Bu koşullar altında, filmin konu etmeye değer tek yanı; kahramanının Birinci Dünya Savaşı öncesi ve hemen sonrasında Ortadoğu siyasetinde belirleyici bir isim olan Gertrud Bell olması. Lawrence kadar olmasa da Bell, Ortadoğu serüveni ve özellikle modern Irak’ın mimarlarından biri olarak efsaneleşmiş bir isim. Bu tür kişiliklerin hayatı, olayların perde arkası, efsanelerin gölgesinde kalmaya mahkûmdur, hele de bir sinema filmi çerçevesinde, olaylar alabildiğine sığ perdeden görülür. Nitekim, “ÇölKraliçesi” de, “Kurtlar Vadisi”ne benzer bir “Ortadoğu’nun paylaşımı masası” sahnesi ile açılıyor. Doğrusu, Ortadoğu tarihini “emperyalistlerin oyunundan, ibaret görenler için biçilmiş bir kaftan.
Oryantalist görüş
Oysa, Ortadoğu’nun modern tarihini inşa eden yegâne unsurun “Batılı emperyalistler” olduğu fikir ve iddiası, burada yaşayan toplumları ve toplumsal-siyasal dinamikleri hiçe sayan ve tarihin asıl aktörünün Batılı güçler olduğu varsayımına dayalı oryantalist görüşün yansımalarından biridir. Nedense, sol antiemperyalistler de, İslamcı Batı karşıtları da, yıllardır bu oryantalist yaklaşımı hiç sorun etmeden tekrarlayıp dururlar. Nitekim, film üzerine iktidar yanlısı basında çıkan ve benim gözüme takılan tek tük yazı, bu tekrarın vesilesi oldu. Bu arada bizim gazetede de bir değerlendirme yazısı çıktı. Hiçbirinde, filmin sığ oryantalist klişelerine takılan yok; her şey bir yana, olayın geçtiği kadim medeniyet merkezleri Şam, Bağdat ve Kahire’nin stüdyo çekimi olmak dışında çöl kasabası atmosferi olarak resmedilmesi tam bir rezalet. Dahası, pek çok benzer filme ve romanda olduğu gibi, yerel Araplar ve Türklerin (Osmanlıların), kolaylıkla kandırılıp ikna edilecek aptal veya en iyi ihtimalle “saf” şekilde gösterilmesini sorun eden yok. Hele bir Dürzi şeyh bölümü var ki, anlatılır gibi değil; “şeyh”ten veya herhangi bir “Arap ileri geleni”nden ziyade çadır tiyatrosu falcısına benzer bir tip, komik bir şekilde Batı medeniyetine övgüler düzüyor.
Yeni dinamikler
Mesele, sadece kötü bir film değil, solcusunun, İslamcısının antiemperyalizm sandığı, “Ortadoğu’yu Batılılar kurdu masalı”nın gerisinde tam da böyle bir tasavvurun olması. Kalkış noktası; “saf ve/veya aptal” yerel halkları, kendi çıkarları doğrultusunda kolayca istedikleri gibi harekete geçiren “akıllı Batılılar”. Modern Ortadoğu tarihinde, başta İngilizler olmak üzere Batılı emperyalist güçlerin çok önemli bir rol oynadığı itiraz edilemez bir gerçektir, ama buraların ve haddi zatında hiçbir toplumun tarihini toptan başkaları şekillendirmemiştir. Böyle düşünmek, Batılılar dışındaki tüm toplum ve aktörleri “tarih dışı”, “edilgen” nesneler olarak görmek demektir. Oysa, işin içinde hep yerel dinamikler ve iktidar mücadeleleri vardır.

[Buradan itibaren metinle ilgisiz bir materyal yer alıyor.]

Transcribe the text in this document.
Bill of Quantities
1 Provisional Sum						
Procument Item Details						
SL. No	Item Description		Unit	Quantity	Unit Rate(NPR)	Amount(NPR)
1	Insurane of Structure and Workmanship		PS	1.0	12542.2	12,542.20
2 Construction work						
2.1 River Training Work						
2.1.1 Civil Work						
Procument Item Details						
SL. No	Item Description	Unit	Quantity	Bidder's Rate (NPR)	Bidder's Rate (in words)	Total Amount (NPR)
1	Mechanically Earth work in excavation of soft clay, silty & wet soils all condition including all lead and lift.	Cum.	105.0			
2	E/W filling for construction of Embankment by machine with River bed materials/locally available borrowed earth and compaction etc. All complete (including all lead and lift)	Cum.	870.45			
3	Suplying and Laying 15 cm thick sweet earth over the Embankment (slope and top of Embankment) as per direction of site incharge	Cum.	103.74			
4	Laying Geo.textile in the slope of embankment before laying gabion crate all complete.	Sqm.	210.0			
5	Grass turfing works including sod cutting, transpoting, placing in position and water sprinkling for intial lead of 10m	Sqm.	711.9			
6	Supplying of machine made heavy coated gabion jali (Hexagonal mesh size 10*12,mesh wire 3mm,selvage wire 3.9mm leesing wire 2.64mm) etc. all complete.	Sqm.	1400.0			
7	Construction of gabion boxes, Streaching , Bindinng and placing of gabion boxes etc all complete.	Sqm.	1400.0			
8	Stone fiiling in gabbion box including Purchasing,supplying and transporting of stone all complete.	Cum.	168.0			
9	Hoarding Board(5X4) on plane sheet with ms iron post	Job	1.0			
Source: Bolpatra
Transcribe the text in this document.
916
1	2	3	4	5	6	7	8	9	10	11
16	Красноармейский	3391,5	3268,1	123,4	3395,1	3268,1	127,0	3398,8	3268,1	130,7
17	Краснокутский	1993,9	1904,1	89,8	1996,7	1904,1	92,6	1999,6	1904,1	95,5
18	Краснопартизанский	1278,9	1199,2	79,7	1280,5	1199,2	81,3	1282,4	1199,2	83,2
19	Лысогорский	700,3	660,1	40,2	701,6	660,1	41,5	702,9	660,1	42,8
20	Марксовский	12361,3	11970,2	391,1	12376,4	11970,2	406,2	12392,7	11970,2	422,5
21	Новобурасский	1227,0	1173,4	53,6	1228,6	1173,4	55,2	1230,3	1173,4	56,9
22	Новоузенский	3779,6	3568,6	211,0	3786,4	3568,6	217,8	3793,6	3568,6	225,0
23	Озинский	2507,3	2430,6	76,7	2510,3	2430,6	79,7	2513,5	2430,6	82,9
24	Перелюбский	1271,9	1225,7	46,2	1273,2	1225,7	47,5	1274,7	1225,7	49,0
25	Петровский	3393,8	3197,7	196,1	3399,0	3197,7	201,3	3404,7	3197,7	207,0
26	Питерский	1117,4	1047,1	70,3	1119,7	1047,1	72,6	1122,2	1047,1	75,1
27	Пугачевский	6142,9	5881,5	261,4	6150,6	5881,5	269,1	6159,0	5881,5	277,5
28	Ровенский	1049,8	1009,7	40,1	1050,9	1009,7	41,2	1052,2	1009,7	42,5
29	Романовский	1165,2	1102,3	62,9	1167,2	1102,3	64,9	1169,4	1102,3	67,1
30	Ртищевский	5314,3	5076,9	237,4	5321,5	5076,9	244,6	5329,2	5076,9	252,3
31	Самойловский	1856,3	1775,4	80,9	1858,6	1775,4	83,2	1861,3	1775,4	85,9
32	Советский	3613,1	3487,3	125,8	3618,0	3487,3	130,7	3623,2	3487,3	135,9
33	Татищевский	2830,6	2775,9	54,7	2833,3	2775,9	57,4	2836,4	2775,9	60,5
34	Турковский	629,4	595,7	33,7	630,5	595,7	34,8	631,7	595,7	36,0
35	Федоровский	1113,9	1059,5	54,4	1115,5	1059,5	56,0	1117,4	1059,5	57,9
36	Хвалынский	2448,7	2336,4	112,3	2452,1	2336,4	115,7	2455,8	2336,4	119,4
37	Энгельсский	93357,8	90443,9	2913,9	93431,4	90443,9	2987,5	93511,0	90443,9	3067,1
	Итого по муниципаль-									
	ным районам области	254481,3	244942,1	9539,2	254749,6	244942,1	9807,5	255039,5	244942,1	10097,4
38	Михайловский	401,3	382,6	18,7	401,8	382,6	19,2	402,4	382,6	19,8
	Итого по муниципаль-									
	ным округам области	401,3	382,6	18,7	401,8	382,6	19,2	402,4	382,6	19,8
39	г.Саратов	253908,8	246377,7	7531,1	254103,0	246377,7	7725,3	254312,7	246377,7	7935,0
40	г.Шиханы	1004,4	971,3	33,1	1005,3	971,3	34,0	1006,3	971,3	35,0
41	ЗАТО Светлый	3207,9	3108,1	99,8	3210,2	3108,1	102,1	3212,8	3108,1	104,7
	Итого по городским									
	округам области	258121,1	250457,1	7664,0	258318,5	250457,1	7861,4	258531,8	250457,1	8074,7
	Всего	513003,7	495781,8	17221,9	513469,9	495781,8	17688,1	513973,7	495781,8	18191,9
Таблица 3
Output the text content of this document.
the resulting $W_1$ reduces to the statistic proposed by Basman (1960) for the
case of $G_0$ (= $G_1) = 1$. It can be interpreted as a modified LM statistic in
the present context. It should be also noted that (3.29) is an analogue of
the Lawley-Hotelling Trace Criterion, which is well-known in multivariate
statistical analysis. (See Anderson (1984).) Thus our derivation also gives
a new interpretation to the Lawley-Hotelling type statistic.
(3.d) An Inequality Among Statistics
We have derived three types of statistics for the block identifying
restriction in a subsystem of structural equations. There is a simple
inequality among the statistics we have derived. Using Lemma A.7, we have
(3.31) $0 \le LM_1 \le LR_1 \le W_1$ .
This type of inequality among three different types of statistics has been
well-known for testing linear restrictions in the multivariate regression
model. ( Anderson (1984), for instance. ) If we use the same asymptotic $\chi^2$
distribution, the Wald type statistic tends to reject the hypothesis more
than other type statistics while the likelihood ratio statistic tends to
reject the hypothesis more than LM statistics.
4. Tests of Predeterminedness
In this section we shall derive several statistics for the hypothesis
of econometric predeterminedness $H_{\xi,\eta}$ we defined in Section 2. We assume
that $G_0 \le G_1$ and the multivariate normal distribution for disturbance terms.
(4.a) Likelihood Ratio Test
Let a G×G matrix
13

Bizde son zamanlarda dolaşıma giren “Türk oryantalizmi” de, Ortadoğu tarihine benzer bir yaklaşımla bakıyor. Bu anlatıya göre, emperyalistler yerel işbirlikçiler bulup, hile ve desise ile bu toprakları Osmanlı’dan kopardılar ve zaten Arap toprakları da Osmanlı gittikten sonra felakete sürüklendi, ta ki Türkiye’de Osmanlı mirasına sahip çıkan bir ekip iktidar olana dek. Bu masalın ne kadar temelsiz olduğu, AK Parti’nin dış siyasetinin iflası ile iyice ortaya çıktı, ama nedense masal büyüleyici gücünü sürdürüyor.
Son olarak tekrar filme dönerek değinmeden edemeyeceğim bir husus daha var: Herzog hem Bell’in ailesini tamamen yanlış yansıtmış hem de kadın kahramanına büyük haksızlık etmiş ve Bell’i olduğundan zayıf bir kadın olarak resmetmiş. Bizim gazetemizde çıkan yorum yazısı da sanki bu yetmiyormuş gibi, Bell’i âşığını kaybedince “kendini çöllere atan” bir kadın olarak tasvir etmiş. Çok yadırgadım, bu arada Herzog dahil kimse Gertrud Bell ve dönemini okuma zahmetine katlanmış mı, merak ettim.
- BIST 9477.14
- Altın 3673.643
- Dolar 37.9337
- Euro 41.8474
- İstanbul 3 °C
- Diyarbakır 12 °C
- Ankara 5 °C
- İzmir 7 °C
- Berlin 4 °C
- Nûbihar Dergisinden Kürt Dili Dosyası!
- Nûbihar dergisinin 164.sayısı çıktı!
- Gazeteci Evrim Kepenek'e kelepçeli gözaltı!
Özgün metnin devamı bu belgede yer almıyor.